Save It for the "Hot" Day: An LLM-Empowered Visual Analytics System for Heat Risk Management

TL;DR

The paper tackles the challenge of heat risk management by bridging numerical climate models with semantically rich news data through an LLM-empowered visual analytics system called Havior. It introduces a two-part pipeline (data preprocessing and human-in-the-loop risk understanding) and novel visuals such as the thermoglyph and news glyph to fuse quantitative signals with contextual narratives. Through a design-driven, expert-informed process, the authors demonstrate that integrating numeric and textual insights improves the identification, assessment, and mitigation of heat risks, enabling both better situational awareness and actionable decision support. The evaluation combines information extraction accuracy, a case study in Hong Kong during the 2022 heatwave, and expert surveys, showing high usability and perceived impact, with clear guidance on limitations and future directions for broader applicability and multimodal data integration.

Abstract

The escalating frequency and intensity of heat-related climate events, particularly heatwaves, emphasize the pressing need for advanced heat risk management strategies. Current approaches, primarily relying on numerical models, face challenges in spatial-temporal resolution and in capturing the dynamic interplay of environmental, social, and behavioral factors affecting heat risks. This has led to difficulties in translating risk assessments into effective mitigation actions. Recognizing these problems, we introduce a novel approach leveraging the burgeoning capabilities of Large Language Models (LLMs) to extract rich and contextual insights from news reports. We hence propose an LLM-empowered visual analytics system, Havior, that integrates the precise, data-driven insights of numerical models with nuanced news report information. This hybrid approach enables a more comprehensive assessment of heat risks and better identification, assessment, and mitigation of heat-related threats.
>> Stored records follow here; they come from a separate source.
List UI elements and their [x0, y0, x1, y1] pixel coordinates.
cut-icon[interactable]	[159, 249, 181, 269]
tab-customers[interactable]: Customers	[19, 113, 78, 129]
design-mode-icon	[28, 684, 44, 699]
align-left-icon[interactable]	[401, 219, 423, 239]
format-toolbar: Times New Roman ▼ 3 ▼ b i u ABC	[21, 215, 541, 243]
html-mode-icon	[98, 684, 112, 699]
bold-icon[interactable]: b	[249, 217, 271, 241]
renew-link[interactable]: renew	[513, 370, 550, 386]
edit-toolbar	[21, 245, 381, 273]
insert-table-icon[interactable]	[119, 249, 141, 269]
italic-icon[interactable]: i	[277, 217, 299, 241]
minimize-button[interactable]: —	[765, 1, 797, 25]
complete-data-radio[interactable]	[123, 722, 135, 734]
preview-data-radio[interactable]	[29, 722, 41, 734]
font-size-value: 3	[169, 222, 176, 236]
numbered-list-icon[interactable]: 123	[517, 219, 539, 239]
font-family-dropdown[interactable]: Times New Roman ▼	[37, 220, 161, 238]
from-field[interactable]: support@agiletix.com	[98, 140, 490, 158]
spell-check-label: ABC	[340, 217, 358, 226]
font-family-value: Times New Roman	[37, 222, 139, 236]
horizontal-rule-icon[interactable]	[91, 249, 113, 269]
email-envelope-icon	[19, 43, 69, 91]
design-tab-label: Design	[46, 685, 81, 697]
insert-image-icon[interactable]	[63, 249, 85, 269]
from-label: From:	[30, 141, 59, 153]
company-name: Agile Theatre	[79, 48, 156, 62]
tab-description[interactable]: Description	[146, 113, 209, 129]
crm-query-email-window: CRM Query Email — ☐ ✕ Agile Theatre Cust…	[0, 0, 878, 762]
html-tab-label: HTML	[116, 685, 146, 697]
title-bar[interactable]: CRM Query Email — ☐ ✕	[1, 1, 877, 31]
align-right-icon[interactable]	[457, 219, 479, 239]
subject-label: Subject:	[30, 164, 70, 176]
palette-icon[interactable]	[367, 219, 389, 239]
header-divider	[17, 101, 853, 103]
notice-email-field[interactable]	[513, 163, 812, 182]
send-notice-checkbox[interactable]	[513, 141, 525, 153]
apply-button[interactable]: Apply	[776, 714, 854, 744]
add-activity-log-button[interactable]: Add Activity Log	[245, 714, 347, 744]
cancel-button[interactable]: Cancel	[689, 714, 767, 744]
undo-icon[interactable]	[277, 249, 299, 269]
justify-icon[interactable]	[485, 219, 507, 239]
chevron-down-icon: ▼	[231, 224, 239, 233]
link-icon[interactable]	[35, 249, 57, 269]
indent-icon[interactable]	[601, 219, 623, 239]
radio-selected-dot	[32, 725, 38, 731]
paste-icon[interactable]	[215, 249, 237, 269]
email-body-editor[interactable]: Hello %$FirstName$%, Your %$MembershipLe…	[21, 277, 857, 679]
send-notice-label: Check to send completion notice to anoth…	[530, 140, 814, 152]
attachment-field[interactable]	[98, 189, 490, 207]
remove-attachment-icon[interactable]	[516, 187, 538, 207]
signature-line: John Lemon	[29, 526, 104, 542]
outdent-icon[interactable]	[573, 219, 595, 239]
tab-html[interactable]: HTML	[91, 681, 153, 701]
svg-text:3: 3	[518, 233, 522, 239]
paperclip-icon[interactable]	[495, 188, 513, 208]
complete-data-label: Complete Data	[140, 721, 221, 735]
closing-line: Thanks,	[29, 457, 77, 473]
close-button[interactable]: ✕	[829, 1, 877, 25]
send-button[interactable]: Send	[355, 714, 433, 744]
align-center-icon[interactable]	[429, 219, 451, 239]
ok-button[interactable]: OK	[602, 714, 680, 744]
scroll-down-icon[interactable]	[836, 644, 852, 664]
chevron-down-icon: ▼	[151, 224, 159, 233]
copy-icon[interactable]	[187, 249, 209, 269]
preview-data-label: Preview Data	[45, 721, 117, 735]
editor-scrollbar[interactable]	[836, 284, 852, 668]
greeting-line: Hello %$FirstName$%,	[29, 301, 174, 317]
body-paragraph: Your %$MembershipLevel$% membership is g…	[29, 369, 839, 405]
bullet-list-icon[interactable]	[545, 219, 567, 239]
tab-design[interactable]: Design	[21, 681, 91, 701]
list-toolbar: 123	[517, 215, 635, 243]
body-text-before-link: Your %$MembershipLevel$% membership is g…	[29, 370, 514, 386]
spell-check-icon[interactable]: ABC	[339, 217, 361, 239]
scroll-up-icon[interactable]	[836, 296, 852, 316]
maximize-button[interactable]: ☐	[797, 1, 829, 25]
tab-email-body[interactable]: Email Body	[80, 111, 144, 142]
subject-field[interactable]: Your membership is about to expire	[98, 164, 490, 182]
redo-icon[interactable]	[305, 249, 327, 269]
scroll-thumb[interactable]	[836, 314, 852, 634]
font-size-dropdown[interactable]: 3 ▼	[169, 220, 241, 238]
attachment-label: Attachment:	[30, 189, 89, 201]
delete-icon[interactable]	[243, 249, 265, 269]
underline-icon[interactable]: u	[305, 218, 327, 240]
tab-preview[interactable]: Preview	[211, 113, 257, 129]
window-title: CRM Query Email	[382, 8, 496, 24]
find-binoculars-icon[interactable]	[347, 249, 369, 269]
The system incorporates novel visualization designs, such as "thermoglyph" and news glyph, enhancing intuitive understanding and analysis of heat risks. The integration of LLM-based techniques also enables advanced information retrieval and semantic knowledge extraction that can be guided by experts' analytics needs. Our case studies on two cities that faced significant heatwave events and interviews with five experts have demonstrated the usefulness of our system in providing in-depth and actionable insights for heat risk management.

Figures (8)

• Figure 1: The LLM-empowered pipeline contains two parts: data preprocessing (A) and human-in-the-loop risk understanding (B). The data preprocessing involves extracting structural information using LLM (A1) and calculating climate indices (A2-4). In human-in-the-loop risk understanding (B), heterogeneous understandings are integrated through keywords retrieving (Ba), topic modeling (Bb), and RAG (Bc). The interactive analysis process is supported by six views of $\textit{Havior}$ (B1-6) which fulfill the design requirements.
• Figure 2: The interface of Havior (Heat Savior). The Meteorological Panel (A) facilitates numerical understanding of meteorology, including temporal trends (A1), temporal distribution (A2), and spatial distribution (A3). The "thermoglyph" of Hong Kong (A4) intuitively shows the city-based pattern and correlation between temperature and percentile. The News Panel (B) supports human-in-the-loop news retrieval and enhancement in their semantic understanding, in terms of topic-based hierarchies (B1) and risk-based semantic proximity (B2) of retrieved news. The News List (B3) provides details of structural information in the retrieved news with supportive visual cues. The Summary Panel (C) enables experts to examine the integration of news and numeric risk model (C1), pose contextual questions (C2), and generate risk management reports.
• Figure 3: The "thermoglyph" in the city gallery for selecting cities. They employ a metaphorical representation. The pattern of color blocks vividly depicts the relationship between temperature and percentile for each city. The black lines connect the current temperature (dashed) or the hovered temperature (bold) to its corresponding percentile.
• Figure 4: The news topic view displays the hierarchical topics of the retrieved news articles. Left: the first-level topics. Right: the corresponding second-level topics upon clicking a first-level topic. Furthermore, double-clicking on a specific topic enables the filtering of news related to that topic in the subsequent analysis process.
• Figure 5: We opt for the coxcomb glyph design (A) for the news glyph. Alternative design: target glyph design (B) and pie glyph design (C).